DETROIT — The Presbyterian Church (USA) on Friday became the most prominent religious group in the United States to endorse divestment as a protest against Israeli policies toward Palestinians, voting to sell church stock in three companies whose products Israel uses in the occupied territories.
The General Assembly voted by a razor-thin margin — 310 to 303 — to sell stock in Caterpillar, Hewlett-Packard and Motorola Solutions. Two years ago, the General Assembly rejected a similar divestment proposal by two votes.
A church spokeswoman estimated the value of the Presbyterian holdings in the companies at $21 million.
The American Jewish Committee, a policy and advocacy group based in New York, said the vote was “driven by hatred of Israel.” But Heath Rada, moderator for the church meeting, said immediately after the vote that “in no way is this a reflection of our lack of love for our Jewish brothers and sisters.”
The decision is expected to reverberate well beyond the church. It comes amid discouragement over failed peace talks that have left activists desperate for some way to affect change and as the broader movement known as BDS — or boycott, divestment and sanctions against Israel — has gained some momentum in the United States, Israel’s closest and most important ally.
Presbyterians who advocated for divestment insisted their action was not part of the broader boycott movement. Israeli officials, along with many American Jewish groups and their supporters, have denounced the campaign as an attempt to delegitimize the Jewish state. In a separate vote, the assembly also voted to re-examine its historic support for a two-state solution.

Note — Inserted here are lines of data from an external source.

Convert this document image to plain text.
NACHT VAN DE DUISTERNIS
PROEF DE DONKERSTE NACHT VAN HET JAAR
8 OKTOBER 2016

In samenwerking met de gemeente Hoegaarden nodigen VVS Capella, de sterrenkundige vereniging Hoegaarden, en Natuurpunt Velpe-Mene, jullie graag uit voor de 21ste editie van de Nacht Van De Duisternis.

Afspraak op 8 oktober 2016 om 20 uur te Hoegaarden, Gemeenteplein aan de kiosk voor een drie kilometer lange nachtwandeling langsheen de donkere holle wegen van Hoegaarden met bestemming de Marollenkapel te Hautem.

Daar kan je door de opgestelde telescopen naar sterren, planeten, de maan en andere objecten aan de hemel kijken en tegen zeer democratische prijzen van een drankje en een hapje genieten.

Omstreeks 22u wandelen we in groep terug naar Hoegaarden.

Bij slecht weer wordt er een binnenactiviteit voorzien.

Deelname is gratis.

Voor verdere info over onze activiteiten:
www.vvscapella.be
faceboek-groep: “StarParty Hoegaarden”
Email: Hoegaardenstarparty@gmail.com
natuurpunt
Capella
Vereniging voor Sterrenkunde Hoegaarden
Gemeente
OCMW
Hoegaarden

The top Presbyterian legislative body has been considering divestment for a decade. Representatives of the Presbyterian socially responsible investment arm told the national meeting in Detroit that their efforts to lobby the three companies for change had failed. Carol Hylkema of the Israel/Palestine Mission Network, a Presbyterian group that advocates for Palestinians and spearheaded the drive for divestment, said their action was modeled on the divestment movement to end apartheid in South Africa.
Two smaller U.S. religious groups have divested in protest of Israeli policies: the Friends Fiduciary Corp., which manages assets for U.S. Quakers, and the Mennonite Central Committee. Last week, the pension board of the United Methodist Church, the largest mainline Protestant group in the United States, revealed plans to sell holdings worth about $110,000 in G4S, which provides security equipment and has contracts with Israel’s prison system. But the United Methodist Church had rejected churchwide divestment.
On Thursday, the Presbyterian General Assembly also voted by large margins to recognize same-sex marriage as Christian in the church constitution, adding language that marriage can be the union of “two people,” not just “a man and a woman.”
The amendment requires approval from a majority of the 172 regional presbyteries, which will vote on the change over the next year. But in a separate policy change that takes effect at the end of this week’s meeting, delegates voted to allow ministers to preside at same-sex weddings in states where the unions are legal and local congregational leaders approve. Nineteen states and the District recognize same-sex marriage.
The votes were a sweeping victory for Presbyterian gay-rights advocates. The denomination in 2011 eliminated barriers to ordaining clergy with same-sex partners, but ministers were still barred from celebrating same-sex marriages and risked church penalties for doing so.